Helena Ravenclaw : Morta porque Barão Sangrento ama demais, assim como Eliza Samudio, Eloá Cristina, Nívia Araújo, Mércia Nakashima, Ione da Silva Araújo, Marília Rodrigues Silva Martins, Isamara Filier, Amanda Bueno, Janaína Mitiko, e outras milhares de mulheres, mortas por homens que amam demais.


Batilda Bagshot: a dificuldade da mulher na literatura, http://gelbcunb.blogspot.com.br/2017/03/essas-mulheres.html?m=0

Bellatrix Black e Lílian Evans: famoso mansplaining e também o slutshame, http://movimentomulher360.com.br/2016/11/mm360-explica-os-termos-gaslighting-mansplaining-bropriating-e-manterrupting/

Hermione Granger: esse INFELIZMENTE eu não lembro o nome e nem tenho link, foi um post no facebook de uma aluna de direito que foi quase forçada a sorrir na foto de formatura, mas ela explica o porque dela querer ter tirado a foto séria, assim como escrevi, ela dizia que ela não tinha motivos pra sorrir depois de todo a misoginia e racismo que passou na faculdade.
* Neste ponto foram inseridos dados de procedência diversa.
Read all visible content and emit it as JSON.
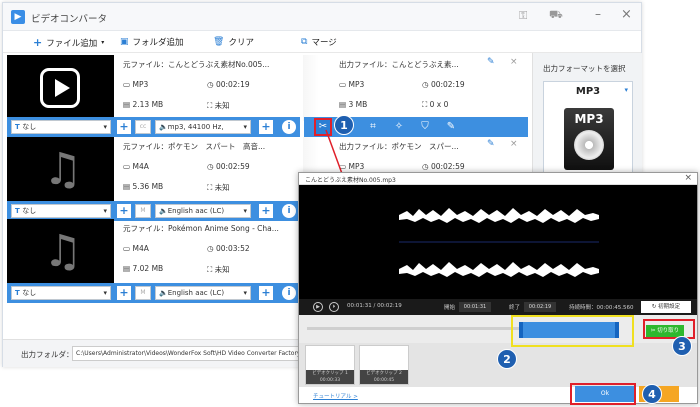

Lílian Luna: Para Luana dos Reis, uma mulher lésbica e negra, agredida por PMs ao exigir que uma policial do sexo feminino a revistasse. Ela foi brutalmente espancada no dia 8 de abril de 2016, quando levava o filho ao colégio.


*Butch: garotas lésbicas que não performam feminilidade, tanto como por resistencia como por falta de identificação. São as """"bofinhos"""" (termo escroto).